Estabeleceu-se, enfim, o pandemônio dentro daquele minúsculo banheiro. O tão necessário orgasmo dava demonstração de que estava a caminho, mas não sem antes reservar para mim o último cruzado do dia: era fundamental não dar nenhuma demonstração de descontrole, afinal “quem está dentro ouve quem está fora, mas em compensação quem está fora também ouve quem está dentro”. Foi aí que pensei até que ponto chega um homem no seu maiúsculo desejo de ser pai: trancado num banheiro, olhos divididos entre o mirar a boca do pote e a atenção naquelas velhinhas pela veneziana, uma das mãos ocupadas, óbvio, em silêncio absoluto e ainda tendo que controlar um pote de maionese de 500 gramas de vidro que em hipótese nenhuma poderia cair.

Mas o pior mesmo era ficar calado diante da frenética Gretchen. Ainda pensei em puxar a descarga e com o barulho da enxurrada d’agua vaso a baixo poder extravasar o meu prazer. Mas Deus só concedeu-me duas mãos e que aquela altura, ocupadíssimas, não dava a menor chance de eu tramar algo mais elaborado estrategicamente falando. Achei mesmo uma economia desnecessária do Criador, afinal, se uma é pouco e duas são boas, três mãos eram definitivamente excepcionais naquele momento.

Mas eu consegui.

Saí do recinto. Suado, acabado, mas vitorioso!

Não olhei para ninguém na sala. Entreguei o pote com aquela coisa cheirando à água sanitária lá no fundo ao cidadão responsável e caí fora dali.

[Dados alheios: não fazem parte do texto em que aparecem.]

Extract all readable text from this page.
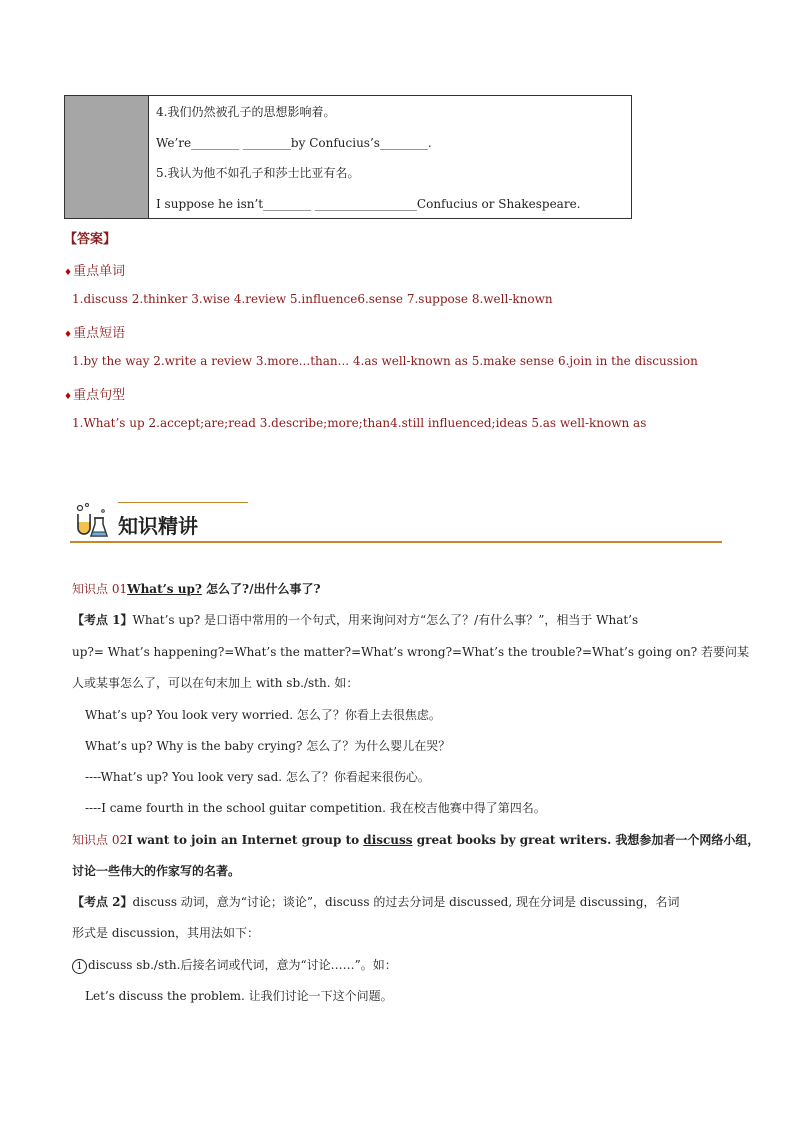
4.我们仍然被孔子的思想影响着。
We’re________ ________by Confucius’s________.
5.我认为他不如孔子和莎士比亚有名。
I suppose he isn’t________ _________________Confucius or Shakespeare.
【答案】
♦重点单词
1.discuss 2.thinker 3.wise 4.review 5.influence6.sense 7.suppose 8.well-known
♦重点短语
1.by the way 2.write a review 3.more...than... 4.as well-known as 5.make sense 6.join in the discussion
♦重点句型
1.What’s up 2.accept;are;read 3.describe;more;than4.still influenced;ideas 5.as well-known as
知识精讲
知识点 01What’s up? 怎么了?/出什么事了?
【考点 1】What’s up? 是口语中常用的一个句式，用来询问对方“怎么了？/有什么事？”，相当于 What’s
up?= What’s happening?=What’s the matter?=What’s wrong?=What’s the trouble?=What’s going on? 若要问某
人或某事怎么了，可以在句末加上 with sb./sth. 如：
What’s up? You look very worried. 怎么了？你看上去很焦虑。
What’s up? Why is the baby crying? 怎么了？为什么婴儿在哭？
----What’s up? You look very sad. 怎么了？你看起来很伤心。
----I came fourth in the school guitar competition. 我在校吉他赛中得了第四名。
知识点 02I want to join an Internet group to discuss great books by great writers. 我想参加者一个网络小组，
讨论一些伟大的作家写的名著。
【考点 2】discuss 动词，意为“讨论；谈论”，discuss 的过去分词是 discussed, 现在分词是 discussing，名词
形式是 discussion，其用法如下：
1 discuss sb./sth.后接名词或代词，意为“讨论……”。如：
Let’s discuss the problem. 让我们讨论一下这个问题。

Cheguei naquele laboratório com exatos trinta e três anos e a impressão é que estava saindo com sessenta, no mínimo.

Dias depois voltei lá para pegar o resultado e acompanhado por minha esposa, levei ao médico.

Ele abriu o envelope, leu aquilo tudo que estava escrito em míseros dez segundos, se tanto, e com um sorriso no rosto me disse:

-Parabéns, seu exame está perfeito!

Ele não ouviu, é certo, mas dentro de mim um coro de várias vozes gritou intensamente: maldito!